Telescope is a Greek word meaning “far-seeing”. There are two basic telescope types, namely refractors and reflectors. Refractors use lenses to collect and focus light. Meanwhile, reflectors, known as a “Newtonian” after its inventor, collect light using a curved mirror.

Reflectors And Refractors

For amateur astronomy purposes, the minimum useful aperture for a refracting telescopes is 3″ (80mm). And for a reflecting telescope 4″ (100mm) is a good entry point. Before buying a telescope, though, you might want to first read this article to help decide which telescope best suits your stargazing purposes.

Purpose Of Telescopes

The primary purpose of a telescope is as an instrument which uses a large lens or mirror (aperture) to gather light and make very dim objects visible. Therefore, a larger aperture will allow more light to be collected for a greater detailed image.

The secondary purpose of a telescope is as a magnifying unit which uses the eyepiece as a microscope to focus and magnify the image formed by the aperture. Most telescopes offer three changeable magnification eyepieces offering low (under 50x), medium (50x to 150x) and high powers (over 150x). The human eye is similar to a small telescope with a magnification of 1x and an aperture of 7mm (pupil).

Night Sky Contains Many Large Objects

When starting out in stargazing, many people fail to appreciate the importance of aperture compared to magnification.

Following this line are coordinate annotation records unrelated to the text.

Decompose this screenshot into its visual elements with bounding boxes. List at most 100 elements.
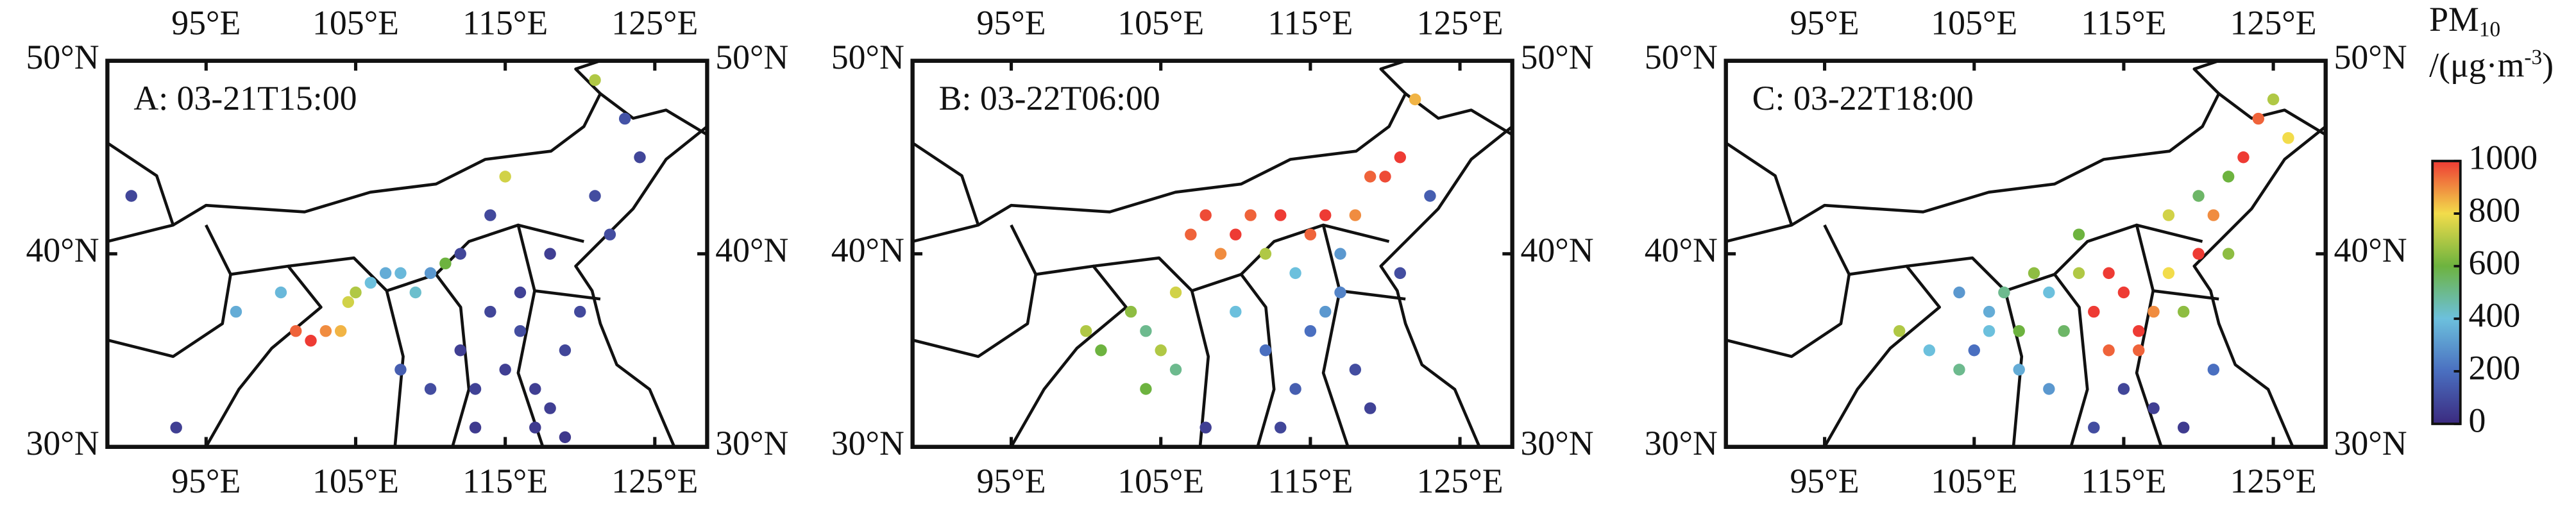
map-area bbox=[913, 61, 1513, 447]
station-point bbox=[1319, 305, 1332, 318]
station-point bbox=[589, 190, 601, 202]
station-point bbox=[1199, 421, 1212, 434]
station-point bbox=[319, 325, 332, 337]
station-point bbox=[2043, 383, 2055, 395]
station-point bbox=[2148, 402, 2160, 414]
station-point bbox=[1953, 364, 1965, 376]
station-point bbox=[2192, 190, 2205, 202]
y-tick-label: 50°N bbox=[26, 38, 99, 76]
y-tick-label: 40°N bbox=[715, 231, 788, 269]
station-point bbox=[1304, 228, 1317, 240]
station-point bbox=[1349, 364, 1362, 376]
station-point bbox=[544, 402, 556, 414]
map-area bbox=[1726, 61, 2326, 447]
station-point bbox=[439, 257, 452, 270]
station-point bbox=[2043, 286, 2055, 299]
x-tick-label: 95°E bbox=[171, 462, 241, 500]
colorbar-tick-label: 1000 bbox=[2469, 138, 2538, 176]
station-point bbox=[1244, 209, 1257, 221]
station-point bbox=[2177, 421, 2190, 434]
station-point bbox=[1169, 364, 1182, 376]
x-tick-label: 125°E bbox=[2230, 462, 2317, 500]
panel-title: C: 03-22T18:00 bbox=[1752, 79, 1974, 117]
colorbar-tick-label: 200 bbox=[2469, 348, 2521, 387]
colorbar-unit: /(μg·m-3) bbox=[2429, 46, 2554, 85]
station-point bbox=[2162, 267, 2175, 280]
station-point bbox=[2252, 112, 2265, 125]
station-point bbox=[2282, 131, 2294, 144]
station-point bbox=[514, 325, 527, 337]
colorbar-tick-label: 400 bbox=[2469, 296, 2521, 334]
map-panel: 95°E 95°E 105°E 105°E 115°E 115°E 125°E 125°E 30… bbox=[26, 3, 788, 500]
y-tick-label: 50°N bbox=[1645, 38, 1718, 76]
station-point bbox=[2148, 305, 2160, 318]
boundaries bbox=[913, 61, 1513, 447]
station-point bbox=[350, 286, 362, 299]
station-point bbox=[1968, 344, 1980, 357]
x-tick-label: 105°E bbox=[1931, 462, 2017, 500]
station-point bbox=[2072, 267, 2085, 280]
station-point bbox=[424, 383, 437, 395]
y-tick-label: 30°N bbox=[26, 424, 99, 462]
station-point bbox=[2117, 286, 2130, 299]
y-tick-label: 30°N bbox=[1520, 424, 1593, 462]
map-area bbox=[107, 61, 707, 447]
colorbar-title-sub: 10 bbox=[2479, 17, 2500, 41]
station-point bbox=[1379, 171, 1391, 183]
station-point bbox=[529, 421, 541, 434]
colorbar-tick-label: 800 bbox=[2469, 190, 2521, 229]
station-point bbox=[1349, 209, 1362, 221]
station-point bbox=[2162, 209, 2175, 221]
station-point bbox=[514, 286, 527, 299]
x-tick-label: 105°E bbox=[1117, 462, 1204, 500]
station-point bbox=[529, 383, 541, 395]
station-point bbox=[305, 335, 317, 347]
station-point bbox=[2072, 228, 2085, 240]
station-point bbox=[484, 209, 496, 221]
station-point bbox=[379, 267, 392, 280]
station-point bbox=[484, 305, 496, 318]
station-point bbox=[2013, 364, 2025, 376]
station-point bbox=[334, 325, 347, 337]
station-point bbox=[1334, 286, 1346, 299]
x-tick-label: 95°E bbox=[976, 3, 1046, 42]
station-point bbox=[499, 171, 511, 183]
station-point bbox=[424, 267, 437, 280]
x-tick-label: 95°E bbox=[171, 3, 241, 42]
map-panel: 95°E 95°E 105°E 105°E 115°E 115°E 125°E 125°E 30… bbox=[1645, 3, 2407, 500]
y-tick-label: 50°N bbox=[715, 38, 788, 76]
station-point bbox=[559, 431, 572, 443]
y-tick-label: 40°N bbox=[1645, 231, 1718, 269]
y-tick-label: 30°N bbox=[1645, 424, 1718, 462]
station-point bbox=[1998, 286, 2010, 299]
station-point bbox=[1983, 305, 1996, 318]
station-point bbox=[1230, 305, 1242, 318]
colorbar-title-main: PM bbox=[2429, 0, 2479, 38]
y-tick-label: 40°N bbox=[831, 231, 904, 269]
station-point bbox=[2028, 267, 2040, 280]
station-point bbox=[1923, 344, 1936, 357]
y-tick-label: 50°N bbox=[2334, 38, 2407, 76]
station-point bbox=[2088, 421, 2100, 434]
y-tick-label: 40°N bbox=[1520, 231, 1593, 269]
x-tick-label: 125°E bbox=[611, 462, 698, 500]
station-point bbox=[1080, 325, 1092, 337]
y-tick-label: 30°N bbox=[2334, 424, 2407, 462]
y-tick-label: 50°N bbox=[831, 38, 904, 76]
station-point bbox=[1893, 325, 1906, 337]
boundaries bbox=[107, 61, 707, 447]
frame bbox=[910, 58, 1514, 449]
station-point bbox=[1409, 93, 1421, 106]
station-point bbox=[290, 325, 302, 337]
station-point bbox=[2058, 325, 2070, 337]
station-point bbox=[589, 74, 601, 87]
station-point bbox=[469, 383, 482, 395]
station-point bbox=[1230, 228, 1242, 240]
frame bbox=[1724, 58, 2328, 449]
station-point bbox=[1095, 344, 1107, 357]
station-point bbox=[574, 305, 586, 318]
station-point bbox=[125, 190, 137, 202]
station-point bbox=[1289, 383, 1301, 395]
y-tick-label: 50°N bbox=[1520, 38, 1593, 76]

What they fail to realize is that many objects in the night sky are actually large and don’t require much magnification. The Orion Nebula, for instance, appears larger than the Moon. Likewise, globular clusters are often around half the size of the Moon, and the Andromeda Galaxy (M31) would appear 6 times the width of the Moon, if it was visible to us with the naked eye.

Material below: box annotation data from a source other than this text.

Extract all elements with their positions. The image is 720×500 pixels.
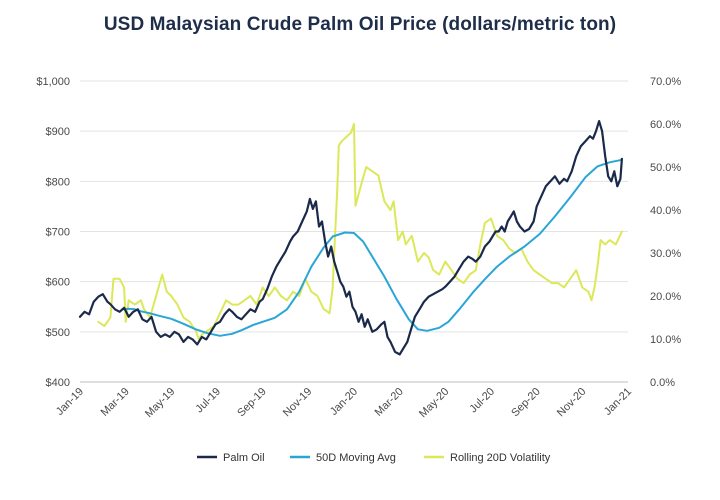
chart-title: USD Malaysian Crude Palm Oil Price (doll… bbox=[103, 14, 617, 35]
series-line-palm-oil bbox=[78, 120, 623, 356]
y-right-tick-label: 50.0% bbox=[650, 162, 681, 174]
legend-label: Rolling 20D Volatility bbox=[450, 452, 551, 464]
y-right-tick-label: 60.0% bbox=[650, 119, 681, 131]
y-right-axis: 0.0% 10.0% 20.0% 30.0% 40.0% 50.0% 60.0% 70.0% bbox=[650, 76, 681, 389]
y-left-tick-label: $900 bbox=[46, 126, 70, 138]
x-tick-label: May-20 bbox=[417, 386, 451, 420]
y-right-tick-label: 0.0% bbox=[650, 377, 675, 389]
series-line-50d-moving-avg bbox=[121, 158, 623, 337]
y-left-tick-label: $500 bbox=[46, 327, 70, 339]
y-right-tick-label: 40.0% bbox=[650, 205, 681, 217]
x-axis: Jan-19 Mar-19 May-19 Jul-19 Sep-19 Nov-19 Jan-… bbox=[54, 386, 634, 420]
y-right-tick-label: 30.0% bbox=[650, 248, 681, 260]
legend-label: 50D Moving Avg bbox=[316, 452, 396, 464]
x-tick-label: Mar-19 bbox=[99, 386, 132, 419]
y-left-axis: $400 $500 $600 $700 $800 $900 $1,000 bbox=[36, 76, 70, 389]
x-tick-label: Jan-19 bbox=[54, 386, 86, 418]
series-layer bbox=[78, 120, 623, 356]
y-left-tick-label: $1,000 bbox=[36, 76, 70, 88]
x-tick-label: Sep-19 bbox=[235, 386, 269, 420]
x-tick-label: Jan-21 bbox=[602, 386, 634, 418]
x-tick-label: Mar-20 bbox=[373, 386, 406, 419]
gridlines bbox=[80, 80, 628, 383]
x-tick-label: Jul-19 bbox=[193, 386, 223, 416]
y-left-tick-label: $400 bbox=[46, 377, 70, 389]
y-right-tick-label: 10.0% bbox=[650, 334, 681, 346]
legend-label: Palm Oil bbox=[223, 452, 265, 464]
legend: Palm Oil 50D Moving Avg Rolling 20D Volati… bbox=[197, 452, 551, 464]
x-tick-label: Jul-20 bbox=[467, 386, 497, 416]
y-left-tick-label: $600 bbox=[46, 277, 70, 289]
y-right-tick-label: 20.0% bbox=[650, 291, 681, 303]
y-left-tick-label: $800 bbox=[46, 176, 70, 188]
y-left-tick-label: $700 bbox=[46, 227, 70, 239]
x-tick-label: Jan-20 bbox=[328, 386, 360, 418]
series-line-rolling-20d-volatility bbox=[97, 123, 623, 340]
y-right-tick-label: 70.0% bbox=[650, 76, 681, 88]
x-tick-label: Nov-20 bbox=[555, 386, 589, 420]
x-tick-label: Nov-19 bbox=[281, 386, 315, 420]
x-tick-label: Sep-20 bbox=[509, 386, 543, 420]
x-tick-label: May-19 bbox=[143, 386, 177, 420]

Therefore, a low-power eyepiece may be all you need for observing such large objects. By contrast, high power would be more useful for viewing much smaller objects, such as planets. A telescope’s magnification is restricted by its aperture beyond which sharp images cannot form. The maximum useful magnification for a telescope is approximately 50x per inch of telescope aperture, or 300x for a 6″ reflecting telescope, and 160x for a 80mm (3.15 inches) refracting telescope.